Iron Dome’s stiffest test will come in the event of another war between Hezbollah and Israel.
How will Iron Dome cope against thousands of missiles launched by Hezbollah toward Israel, ranging from, perhaps, Scuds blasting out of camouflaged sites on Lebanon’s northern border with Syria, to M600s (or Tishreens) launched from converted shipping containers on the backs of civilian trucks in the central Bekaa Valley, to volleys of Fajr-5s fired from north of the Litani River, to 107mm and 122mm Katyushas peppering northern Israel from launchpads in the UNIFIL-patrolled southern border district?
Furthermore, Hezbollah is expected in the next conflict to deliberately aim its rockets at military, infrastructure and industrial targets, placing an additional burden on Iron Dome, which will be obliged to intercept a larger ratio of rockets than in the past, when the majority of projectiles landed in open areas.
It was telling to note that the abundant footage of the Syrian military exercises included at least two instances of large missiles being fired simultaneously, demonstrating “impressive synchronicity,” according to Uzi Rubin, an Israeli missile expert, writing in the U.K.-based Jane’s Defence Weekly in August.
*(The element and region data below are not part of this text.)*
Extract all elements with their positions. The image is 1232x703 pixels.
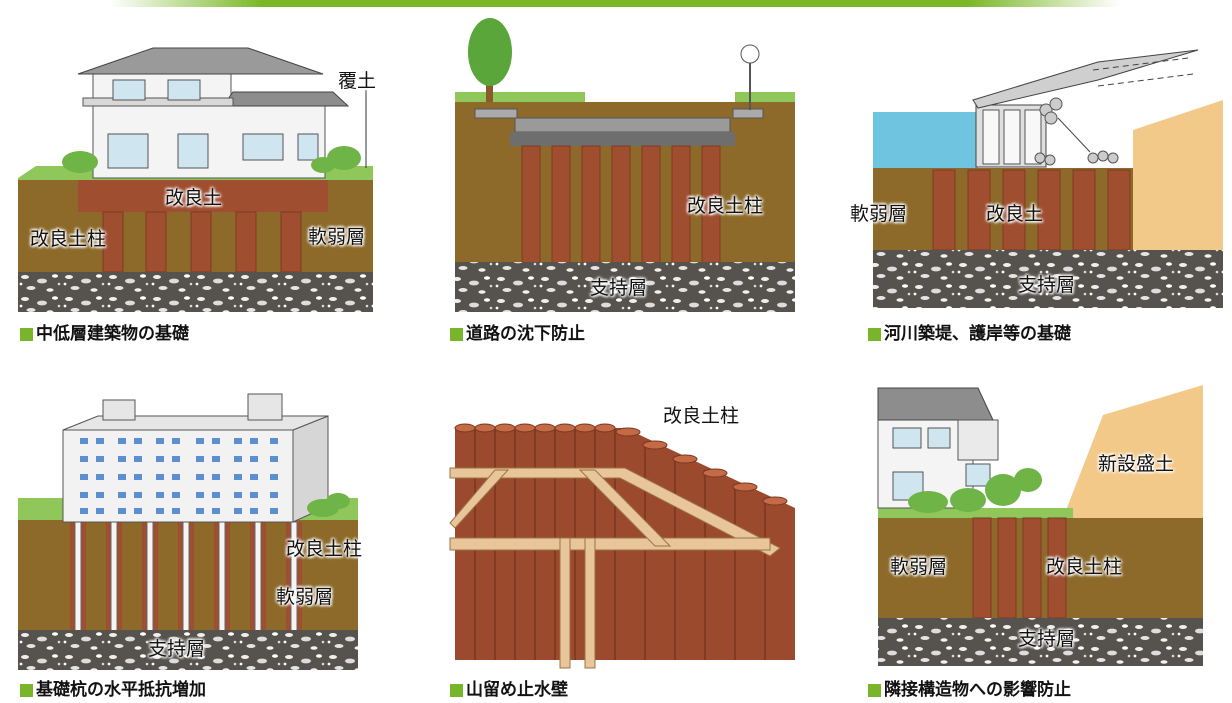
caption-square-icon — [20, 328, 33, 341]
house-icon — [77, 47, 350, 179]
label-improved-soil-column: 改良土柱 — [687, 195, 764, 217]
caption-square-icon — [868, 684, 881, 697]
panel-pile-horizontal-resistance: 改良土柱 軟弱層 支持層 基礎杭の水平抵抗増加 — [18, 388, 398, 703]
label-improved-soil-column: 改良土柱 — [30, 228, 107, 250]
label-support-layer: 支持層 — [148, 638, 206, 660]
house-icon — [877, 387, 999, 509]
caption-square-icon — [450, 328, 463, 341]
label-improved-soil-column: 改良土柱 — [1046, 556, 1123, 578]
caption-river-levee: 河川築堤、護岸等の基礎 — [868, 326, 1071, 343]
caption-text: 中低層建築物の基礎 — [36, 324, 189, 344]
caption-text: 隣接構造物への影響防止 — [884, 680, 1071, 700]
label-soft-layer: 軟弱層 — [890, 556, 948, 578]
panel-adjacent-structure-protection: 新設盛土 軟弱層 改良土柱 支持層 隣接構造物への影響防止 — [868, 380, 1228, 703]
label-improved-soil: 改良土 — [986, 203, 1044, 225]
tree-icon — [468, 18, 512, 102]
caption-road-settlement: 道路の沈下防止 — [450, 326, 585, 343]
label-improved-soil-column: 改良土柱 — [286, 538, 363, 560]
caption-retaining-cutoff-wall: 山留め止水壁 — [450, 682, 568, 699]
low-rise-foundation-diagram — [18, 47, 373, 312]
road-settlement-diagram — [455, 18, 795, 312]
caption-text: 山留め止水壁 — [466, 680, 568, 700]
caption-text: 基礎杭の水平抵抗増加 — [36, 680, 206, 700]
caption-text: 道路の沈下防止 — [466, 324, 585, 344]
caption-low-rise-foundation: 中低層建築物の基礎 — [20, 326, 189, 343]
label-new-embankment: 新設盛土 — [1098, 453, 1175, 475]
caption-pile-horizontal-resistance: 基礎杭の水平抵抗増加 — [20, 682, 206, 699]
building-icon — [62, 393, 329, 523]
label-support-layer: 支持層 — [1018, 274, 1076, 296]
caption-square-icon — [450, 684, 463, 697]
river-levee-diagram — [873, 49, 1223, 308]
label-support-layer: 支持層 — [1018, 628, 1076, 650]
adjacent-structure-protection-diagram — [877, 385, 1203, 666]
panel-retaining-cutoff-wall: 改良土柱 山留め止水壁 — [449, 398, 820, 703]
top-accent-bar — [110, 0, 1120, 7]
label-soft-layer: 軟弱層 — [850, 203, 908, 225]
street-light-icon — [740, 44, 760, 110]
label-soft-layer: 軟弱層 — [308, 226, 366, 248]
caption-square-icon — [20, 684, 33, 697]
label-improved-soil: 改良土 — [165, 187, 223, 209]
retaining-cutoff-wall-diagram — [449, 423, 795, 669]
label-soft-layer: 軟弱層 — [276, 586, 334, 608]
panel-low-rise-foundation: 覆土 改良土 改良土柱 軟弱層 中低層建築物の基礎 — [18, 30, 398, 350]
caption-text: 河川築堤、護岸等の基礎 — [884, 324, 1071, 344]
pile-horizontal-resistance-diagram — [18, 393, 358, 670]
caption-adjacent-structure-protection: 隣接構造物への影響防止 — [868, 682, 1071, 699]
panel-river-levee: 軟弱層 改良土 支持層 河川築堤、護岸等の基礎 — [850, 40, 1228, 350]
caption-square-icon — [868, 328, 881, 341]
label-cover-soil: 覆土 — [338, 70, 377, 92]
panel-road-settlement: 改良土柱 支持層 道路の沈下防止 — [450, 10, 810, 350]
label-support-layer: 支持層 — [590, 277, 648, 299]
label-improved-soil-column: 改良土柱 — [663, 405, 740, 427]
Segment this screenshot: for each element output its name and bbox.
“Multiplied many times, such synchronous launchings could saturate missile defence systems,” he wrote.
Even if Iron Dome is able to maintain its success rate against Hezbollah’s rockets, it remains a tactical solution to a strategic problem. Traditionally, the number of human casualties and amount of material damage inflicted by Hezbollah’s rockets has been minimal, partly due to the inaccuracy of the systems but also to the safety measures undertaken by Israeli governments to protect citizens, such as warning sirens and public bomb shelters.
Instead the real impact of the rocket barrages from Lebanon or Gaza is on the disruption of normal life and lost business. Anyone living in Israel within reach of an enemy’s rockets, whether emanating from Gaza or Lebanon, cannot pursue a normal daily existence while the conflict endures, regardless of the 80 to 90 percent success rate of Iron Dome. For example, if Hamas fires a total of 10,000 rockets at populated areas and Iron Dome intercepts 90 percent of them that still leaves 1,000 rockets smashing into Israeli homes and businesses.
If Hezbollah really has acquired Scuds, then in the next war the entire land space of Israel from Metulla to Eilat will fall under the shadow of Hezbollah’s rockets.
In a note of caution amid the back-slapping in Israel over the Iron Dome’s success, Aluf Benn, the editor of Israel’s Haaretz newspaper, wrote Wednesday that “one shouldn’t be fooled that this achievement will hold forever.
“The other side is also learning lessons from the battle and the interception of its rockets will certainly encourage the development of rockets that have the means to deceive radar ... Then those developing defense systems will need to find answers to these new challenges and on and on it will go.”